Interpretive Summary: In order to determine the consequences of present and future global environmental changes on the security of world food production, efforts are underway to determine the growth and other physiological responses of major food crops to changing environmental factors. These global changes especially include the increasing concentration of atmospheric carbon dioxide (CO2) which is expected to double sometime during the next century. Climate modelers have predicted that the elevated CO2 will cause the earth to warm and that precipitation patterns will change. Elevated CO2 is also known to alter the growth of plants and may affect their production of antioxidants which protect the plants from ozone pollution and other oxidative stresses. This, the initial paper in a series, presents baseline results for wheat grown in the field at present levels of atmospheric CO2. It shows that antioxidant concentrations undergo large fluctuations during plant development. A subsequent paper will compare these baseline results with those from CO2 enriched conditions. Eventually this research should lead to optimum crop management strategies that will ultimately benefit all food consumers.

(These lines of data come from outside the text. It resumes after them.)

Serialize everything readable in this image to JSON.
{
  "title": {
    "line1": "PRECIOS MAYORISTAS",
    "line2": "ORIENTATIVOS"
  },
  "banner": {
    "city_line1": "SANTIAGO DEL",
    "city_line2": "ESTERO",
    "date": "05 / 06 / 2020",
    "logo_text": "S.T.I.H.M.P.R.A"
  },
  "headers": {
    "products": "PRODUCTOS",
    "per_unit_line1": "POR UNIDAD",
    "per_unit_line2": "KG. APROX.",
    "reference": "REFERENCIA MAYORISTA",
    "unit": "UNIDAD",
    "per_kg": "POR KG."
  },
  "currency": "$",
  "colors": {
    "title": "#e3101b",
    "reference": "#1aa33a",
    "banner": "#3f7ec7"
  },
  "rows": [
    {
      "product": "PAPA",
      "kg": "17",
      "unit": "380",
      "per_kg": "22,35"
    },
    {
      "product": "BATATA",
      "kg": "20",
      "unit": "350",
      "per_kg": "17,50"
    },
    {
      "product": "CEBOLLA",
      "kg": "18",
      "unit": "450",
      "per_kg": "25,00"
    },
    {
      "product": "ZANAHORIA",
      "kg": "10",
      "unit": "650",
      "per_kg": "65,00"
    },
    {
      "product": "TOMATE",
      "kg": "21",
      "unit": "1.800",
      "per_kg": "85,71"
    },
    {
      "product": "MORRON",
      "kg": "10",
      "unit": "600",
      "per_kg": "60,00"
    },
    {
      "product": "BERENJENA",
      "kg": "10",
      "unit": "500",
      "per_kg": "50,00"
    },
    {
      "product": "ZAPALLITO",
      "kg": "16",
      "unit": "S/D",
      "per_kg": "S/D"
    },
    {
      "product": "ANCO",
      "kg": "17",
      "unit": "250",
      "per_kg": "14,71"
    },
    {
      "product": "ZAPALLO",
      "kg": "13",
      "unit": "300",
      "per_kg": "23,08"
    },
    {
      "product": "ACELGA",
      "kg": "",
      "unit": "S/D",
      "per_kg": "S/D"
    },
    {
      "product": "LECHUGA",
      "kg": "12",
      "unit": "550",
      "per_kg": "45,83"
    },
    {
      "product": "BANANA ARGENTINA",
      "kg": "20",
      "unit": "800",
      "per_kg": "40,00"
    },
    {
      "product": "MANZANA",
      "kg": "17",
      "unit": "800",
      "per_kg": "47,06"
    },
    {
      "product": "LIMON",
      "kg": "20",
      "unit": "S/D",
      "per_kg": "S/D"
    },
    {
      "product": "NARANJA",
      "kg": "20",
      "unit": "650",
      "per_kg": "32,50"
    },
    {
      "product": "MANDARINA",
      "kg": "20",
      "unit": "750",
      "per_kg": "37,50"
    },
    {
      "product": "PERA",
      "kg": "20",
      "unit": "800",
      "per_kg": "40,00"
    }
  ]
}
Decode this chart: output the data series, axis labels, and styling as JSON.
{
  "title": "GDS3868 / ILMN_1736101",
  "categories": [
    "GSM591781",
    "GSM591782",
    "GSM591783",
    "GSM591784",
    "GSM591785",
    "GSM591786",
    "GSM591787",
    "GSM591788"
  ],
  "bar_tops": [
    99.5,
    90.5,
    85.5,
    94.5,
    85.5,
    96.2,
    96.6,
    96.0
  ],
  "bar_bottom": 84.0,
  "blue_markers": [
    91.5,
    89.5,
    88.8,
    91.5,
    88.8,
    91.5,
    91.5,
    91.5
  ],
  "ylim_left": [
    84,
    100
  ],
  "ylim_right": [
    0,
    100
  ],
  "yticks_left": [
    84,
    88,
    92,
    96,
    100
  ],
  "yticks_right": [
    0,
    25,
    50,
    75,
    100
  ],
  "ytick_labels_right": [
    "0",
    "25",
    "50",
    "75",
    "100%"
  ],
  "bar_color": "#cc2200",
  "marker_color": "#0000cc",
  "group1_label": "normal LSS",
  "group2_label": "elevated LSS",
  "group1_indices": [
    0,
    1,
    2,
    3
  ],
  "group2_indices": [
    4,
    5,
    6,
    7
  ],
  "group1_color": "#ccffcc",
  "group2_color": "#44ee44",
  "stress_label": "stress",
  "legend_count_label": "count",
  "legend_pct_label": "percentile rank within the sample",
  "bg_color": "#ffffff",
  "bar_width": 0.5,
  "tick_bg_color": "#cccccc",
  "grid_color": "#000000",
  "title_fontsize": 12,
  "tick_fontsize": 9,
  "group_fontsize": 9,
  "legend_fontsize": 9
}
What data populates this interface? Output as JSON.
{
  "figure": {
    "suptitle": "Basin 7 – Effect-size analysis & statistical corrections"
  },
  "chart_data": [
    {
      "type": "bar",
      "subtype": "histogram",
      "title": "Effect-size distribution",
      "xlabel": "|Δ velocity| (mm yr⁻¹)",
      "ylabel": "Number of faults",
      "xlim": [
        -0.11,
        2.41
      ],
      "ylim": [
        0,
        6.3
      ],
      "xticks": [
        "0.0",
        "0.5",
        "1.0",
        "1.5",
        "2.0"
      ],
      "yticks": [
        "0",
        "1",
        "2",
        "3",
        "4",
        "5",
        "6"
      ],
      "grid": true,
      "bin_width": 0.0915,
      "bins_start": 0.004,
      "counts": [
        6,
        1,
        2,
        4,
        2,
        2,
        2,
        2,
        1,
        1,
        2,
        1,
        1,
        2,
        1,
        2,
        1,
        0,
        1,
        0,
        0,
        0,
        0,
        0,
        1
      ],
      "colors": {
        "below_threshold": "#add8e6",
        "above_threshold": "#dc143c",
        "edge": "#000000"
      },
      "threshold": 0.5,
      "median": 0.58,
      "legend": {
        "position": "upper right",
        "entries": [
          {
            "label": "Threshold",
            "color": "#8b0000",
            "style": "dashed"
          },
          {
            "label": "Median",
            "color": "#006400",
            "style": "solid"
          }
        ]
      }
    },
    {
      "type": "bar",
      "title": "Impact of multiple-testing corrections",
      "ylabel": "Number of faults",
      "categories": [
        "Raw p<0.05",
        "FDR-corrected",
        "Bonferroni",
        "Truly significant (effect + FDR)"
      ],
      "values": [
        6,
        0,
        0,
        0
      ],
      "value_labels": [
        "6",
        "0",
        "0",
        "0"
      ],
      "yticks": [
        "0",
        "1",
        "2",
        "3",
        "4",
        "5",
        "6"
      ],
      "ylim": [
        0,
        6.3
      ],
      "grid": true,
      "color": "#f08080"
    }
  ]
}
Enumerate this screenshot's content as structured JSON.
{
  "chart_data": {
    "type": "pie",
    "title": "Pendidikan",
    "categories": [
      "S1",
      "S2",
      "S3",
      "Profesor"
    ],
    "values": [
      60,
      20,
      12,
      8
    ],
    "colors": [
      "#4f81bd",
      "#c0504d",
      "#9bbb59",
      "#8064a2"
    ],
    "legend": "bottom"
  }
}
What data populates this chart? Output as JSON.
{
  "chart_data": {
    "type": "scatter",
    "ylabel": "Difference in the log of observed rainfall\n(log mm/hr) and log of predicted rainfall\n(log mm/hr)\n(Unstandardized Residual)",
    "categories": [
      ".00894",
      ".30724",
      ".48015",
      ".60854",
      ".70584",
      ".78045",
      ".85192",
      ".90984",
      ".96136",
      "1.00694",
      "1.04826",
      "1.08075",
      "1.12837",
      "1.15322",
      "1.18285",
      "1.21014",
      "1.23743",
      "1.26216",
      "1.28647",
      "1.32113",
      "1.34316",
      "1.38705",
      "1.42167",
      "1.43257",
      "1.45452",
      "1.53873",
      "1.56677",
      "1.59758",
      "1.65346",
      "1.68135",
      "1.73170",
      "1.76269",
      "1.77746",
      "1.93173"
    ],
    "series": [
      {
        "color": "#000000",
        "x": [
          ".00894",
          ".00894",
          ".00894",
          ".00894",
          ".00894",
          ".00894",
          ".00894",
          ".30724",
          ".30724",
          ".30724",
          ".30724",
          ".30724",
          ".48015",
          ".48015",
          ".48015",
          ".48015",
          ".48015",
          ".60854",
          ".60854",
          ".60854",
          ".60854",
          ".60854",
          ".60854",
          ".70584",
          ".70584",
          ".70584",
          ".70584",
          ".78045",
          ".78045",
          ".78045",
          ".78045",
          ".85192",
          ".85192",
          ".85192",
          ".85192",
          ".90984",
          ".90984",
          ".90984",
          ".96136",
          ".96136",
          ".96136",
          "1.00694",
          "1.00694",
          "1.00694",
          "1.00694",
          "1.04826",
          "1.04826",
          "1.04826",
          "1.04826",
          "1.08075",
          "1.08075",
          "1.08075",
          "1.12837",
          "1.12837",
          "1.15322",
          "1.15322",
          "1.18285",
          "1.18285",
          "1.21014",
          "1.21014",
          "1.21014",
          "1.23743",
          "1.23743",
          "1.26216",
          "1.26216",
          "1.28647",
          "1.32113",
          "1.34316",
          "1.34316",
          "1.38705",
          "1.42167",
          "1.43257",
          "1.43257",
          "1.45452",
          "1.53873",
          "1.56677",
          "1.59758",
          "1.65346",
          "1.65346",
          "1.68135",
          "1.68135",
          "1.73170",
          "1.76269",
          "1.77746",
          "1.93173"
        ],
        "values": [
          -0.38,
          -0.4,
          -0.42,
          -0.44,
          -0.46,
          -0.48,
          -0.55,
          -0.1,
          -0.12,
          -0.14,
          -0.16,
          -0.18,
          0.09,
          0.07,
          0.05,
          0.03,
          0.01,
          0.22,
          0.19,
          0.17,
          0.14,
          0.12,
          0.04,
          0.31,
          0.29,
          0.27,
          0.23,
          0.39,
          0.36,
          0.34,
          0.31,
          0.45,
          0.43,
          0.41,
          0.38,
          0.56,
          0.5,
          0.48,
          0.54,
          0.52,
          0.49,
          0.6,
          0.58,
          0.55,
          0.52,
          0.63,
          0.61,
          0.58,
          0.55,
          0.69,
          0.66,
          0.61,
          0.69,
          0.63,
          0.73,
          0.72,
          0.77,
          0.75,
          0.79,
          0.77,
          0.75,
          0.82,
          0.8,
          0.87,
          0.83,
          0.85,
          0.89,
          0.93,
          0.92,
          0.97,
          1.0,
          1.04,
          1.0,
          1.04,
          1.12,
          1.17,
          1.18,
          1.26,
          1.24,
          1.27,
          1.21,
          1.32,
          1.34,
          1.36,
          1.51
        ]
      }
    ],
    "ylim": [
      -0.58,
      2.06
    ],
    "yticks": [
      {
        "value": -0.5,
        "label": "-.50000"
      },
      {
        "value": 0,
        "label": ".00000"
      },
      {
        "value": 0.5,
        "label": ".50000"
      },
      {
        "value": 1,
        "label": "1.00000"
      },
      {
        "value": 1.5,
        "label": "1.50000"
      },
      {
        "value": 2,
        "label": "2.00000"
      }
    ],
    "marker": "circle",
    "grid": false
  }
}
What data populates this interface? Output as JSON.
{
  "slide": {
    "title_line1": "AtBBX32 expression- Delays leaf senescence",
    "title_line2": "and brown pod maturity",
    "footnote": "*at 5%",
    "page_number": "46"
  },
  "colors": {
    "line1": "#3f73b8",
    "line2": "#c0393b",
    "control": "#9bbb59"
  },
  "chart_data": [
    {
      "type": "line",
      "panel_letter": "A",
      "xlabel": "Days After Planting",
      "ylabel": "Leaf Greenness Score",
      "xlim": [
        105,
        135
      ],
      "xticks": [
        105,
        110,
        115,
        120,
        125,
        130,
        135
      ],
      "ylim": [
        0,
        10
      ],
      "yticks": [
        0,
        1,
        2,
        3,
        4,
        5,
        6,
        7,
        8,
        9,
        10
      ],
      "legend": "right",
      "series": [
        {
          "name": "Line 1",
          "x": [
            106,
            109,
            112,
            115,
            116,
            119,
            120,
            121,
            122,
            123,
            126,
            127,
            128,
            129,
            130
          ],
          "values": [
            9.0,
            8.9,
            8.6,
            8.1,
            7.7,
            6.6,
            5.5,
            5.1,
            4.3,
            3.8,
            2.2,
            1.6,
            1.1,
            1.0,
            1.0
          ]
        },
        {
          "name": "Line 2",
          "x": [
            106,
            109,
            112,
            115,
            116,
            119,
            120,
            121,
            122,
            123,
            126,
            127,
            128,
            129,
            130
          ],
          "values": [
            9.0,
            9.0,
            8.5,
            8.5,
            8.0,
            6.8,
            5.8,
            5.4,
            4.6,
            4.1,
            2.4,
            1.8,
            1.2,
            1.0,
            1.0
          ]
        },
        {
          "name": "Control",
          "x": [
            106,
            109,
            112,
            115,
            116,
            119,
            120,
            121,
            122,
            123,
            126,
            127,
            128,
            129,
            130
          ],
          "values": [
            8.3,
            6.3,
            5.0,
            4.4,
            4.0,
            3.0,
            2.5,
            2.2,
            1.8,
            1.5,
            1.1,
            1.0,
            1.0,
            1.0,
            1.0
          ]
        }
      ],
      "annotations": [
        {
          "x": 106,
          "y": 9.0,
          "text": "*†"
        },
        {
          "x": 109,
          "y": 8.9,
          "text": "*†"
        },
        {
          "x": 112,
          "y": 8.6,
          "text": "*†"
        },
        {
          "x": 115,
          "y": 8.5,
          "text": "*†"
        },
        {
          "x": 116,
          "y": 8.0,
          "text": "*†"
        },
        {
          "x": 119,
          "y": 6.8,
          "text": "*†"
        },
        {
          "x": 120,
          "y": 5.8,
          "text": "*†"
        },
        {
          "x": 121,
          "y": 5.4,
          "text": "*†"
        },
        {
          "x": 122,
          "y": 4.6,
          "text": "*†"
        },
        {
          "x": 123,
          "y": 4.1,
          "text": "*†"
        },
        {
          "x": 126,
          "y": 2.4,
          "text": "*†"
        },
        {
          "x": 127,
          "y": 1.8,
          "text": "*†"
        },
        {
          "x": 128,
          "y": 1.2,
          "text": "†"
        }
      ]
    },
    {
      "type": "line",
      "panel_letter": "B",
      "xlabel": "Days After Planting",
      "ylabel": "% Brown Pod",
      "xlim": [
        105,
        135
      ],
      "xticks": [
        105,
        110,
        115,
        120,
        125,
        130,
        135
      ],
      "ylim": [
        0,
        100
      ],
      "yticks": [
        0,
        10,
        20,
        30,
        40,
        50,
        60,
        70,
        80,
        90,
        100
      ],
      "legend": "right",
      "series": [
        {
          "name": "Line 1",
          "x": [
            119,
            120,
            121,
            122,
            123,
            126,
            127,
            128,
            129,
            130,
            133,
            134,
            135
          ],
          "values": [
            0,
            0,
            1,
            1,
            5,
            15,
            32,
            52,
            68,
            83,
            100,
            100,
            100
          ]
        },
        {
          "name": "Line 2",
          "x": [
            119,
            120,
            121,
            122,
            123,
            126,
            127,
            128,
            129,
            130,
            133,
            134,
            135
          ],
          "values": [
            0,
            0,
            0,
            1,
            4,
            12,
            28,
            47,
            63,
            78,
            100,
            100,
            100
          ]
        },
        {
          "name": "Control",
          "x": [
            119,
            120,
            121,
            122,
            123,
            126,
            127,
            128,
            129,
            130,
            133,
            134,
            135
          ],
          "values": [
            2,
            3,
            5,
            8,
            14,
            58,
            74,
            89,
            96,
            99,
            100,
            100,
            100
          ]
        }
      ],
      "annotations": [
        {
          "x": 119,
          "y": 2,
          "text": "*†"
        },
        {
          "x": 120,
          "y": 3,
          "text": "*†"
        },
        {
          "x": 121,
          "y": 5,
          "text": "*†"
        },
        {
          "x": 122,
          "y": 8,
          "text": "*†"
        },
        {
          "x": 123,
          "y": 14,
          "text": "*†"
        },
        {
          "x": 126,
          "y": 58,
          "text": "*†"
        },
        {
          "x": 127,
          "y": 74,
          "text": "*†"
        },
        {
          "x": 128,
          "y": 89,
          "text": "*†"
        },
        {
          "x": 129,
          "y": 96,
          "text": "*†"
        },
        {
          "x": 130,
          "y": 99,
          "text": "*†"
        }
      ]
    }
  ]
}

Technical Abstract: Water-soluble antioxidants, glycolate oxidase activity and net photosynthesis were measured, from seedling establishment to physiological maturity, in healthy, expanded, uppermost leaves collected weekly from wheat (Triticum aestivum L. cv. Yecora Rojo) plants growing under near-optimum field conditions. Most of the antioxidants fluctuated in a cyclic, non-regular manner throughout the season, the strongest oscillations being shown by glutathione and by H2O2-scavenging enzymes. Time series analysis revealed significant co-variation among the seasonal profiles of those antioxidants participating in the "ascorbate-glutathione cycle". Their seasonal changes were also synchronized with midday maximal net CO2 assimilation rate and glycolate oxidase activity. This could confirm, over the whole of plant ontogeny and in field-grown plant material, the connections among photosynthetic activity and the plant cell antioxidant network and could suggest that similar mechanisms intervene in the integrated control of active oxygen generated during photorespiration. Peaks of antioxidant levels concentrated during certain periods of the plant growing season. Since no evidence of environmental stress was concurrently observed, it is suggested that a higher antioxidant capacity could be required in order to face endogenous and transient oxidative strain associated with definite plant developmental stages, namely juvenility, floral induction, stem elongation, anthesis, and senescence.